The paper on Sidney Bradford, then known as "S B" (Experimental Psychology Society Monograph No 2, 1963, RL Gregory and JG Wallace) reported: "Before the operation he was regarded by everybody as a cheerful rather dominant person, and we independently formed this opinion when we first saw him at the hospital. He seemed changed when he came to London; dispirited and bored. It seemed to all of us that he was deeply disturbed; yet too proud to admit or discuss."
Sidney Bradford's decline continued, and he died on August 2, 1960. Gregory and Wallace conclude: "His story is in some ways tragic. He suffered one of the greatest handicaps, and yet he lived with energy and enthusiasm. When his handicap was apparently swept away, as by a miracle, he lost his peace and his self-respect."
Mike May, in the US, would understand all of Sidney's feelings. Mike had a corneal graft in March 2000, at age 46, having been blind since he was three. He, too, was a confident outgoing blind person, a sportsman who had married his ski instructor.
Crucially, he is a wise and intelligent man, supported by a wife with deep understanding of all that's happened to him. Consequently, he's worked his way through the experience of acquiring vision with the aid of humour and a questioning nature - on his first flight as a sighted person he asked his seat partner, a stranger, to explain the confusing patterns of sky and ground and sea that slid past his window. Now, it seems, Mike has found a place, somewhere between seeing and blindness, from which he dips into the skills of one or the other as the need arises. It's a remarkable story, accessible in his diary at www.senderogroup.commikejournal.htm
One excerpt, written about three weeks after his operation, illustrates the difficulty of learning to integrate vision with other senses, the possibility of frustration that in some might lead to real disappointment, and, above all, Mike's ability to articulate his difficulties and handle them with good humour and resilience: "I found it very distracting to look at people's faces when I was having a conversation. I can see their lips moving, eyelashes flickering, head nodding and hands gesturing. First, I tried looking down and if it was a woman, a low-cut top would be even more distracting. It was easiest to close my eyes or tune out the visual input.
This was necessary often in order to pay attention to what they were saying. I am sure there will come a time when all this visual communication will mean more to me but for now it is just distracting."
In the context of the restoration of sight to the blind - a biblical miracle - the phrase "just distracting" is surely very telling.
There's much to learn from people like Sidney Bradford and Mike May.
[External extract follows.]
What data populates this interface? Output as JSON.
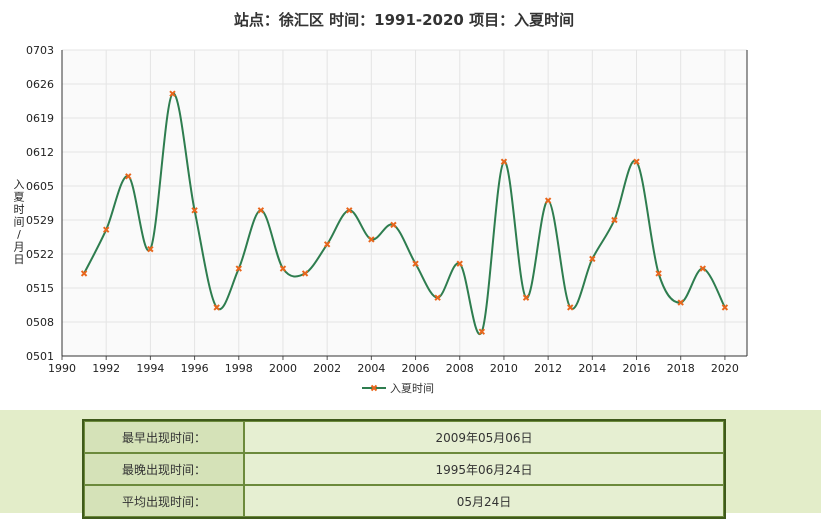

However, according to Richard Gregory, we have to be very careful before assuming how far their experiences are related to the development of vision in a young child. Children go through a long period of making sense of the visual world, helped by direct experiences of touch. But they do not have the years of experience of "touch" and imagination of a blind adult, nor do they carry the same emotional burden.
What they do possess is a built-in drive to make sense of the ever-increasing detail that the developing visual system delivers. So, for example, work at Cornell University Baby Lab shows that, within four months, a baby understands "trajectory" - that an object travelling along a path is there all the time even if only appears fleetingly. This understanding becomes hard-wired and underpins a mass of further visual learning. So, to compare the alert and excited face of a baby with the downcast demeanour of Sidney Bradford is to realise that what was sad and depressing for Sidney, is intriguing and full of promise for a new-born infant.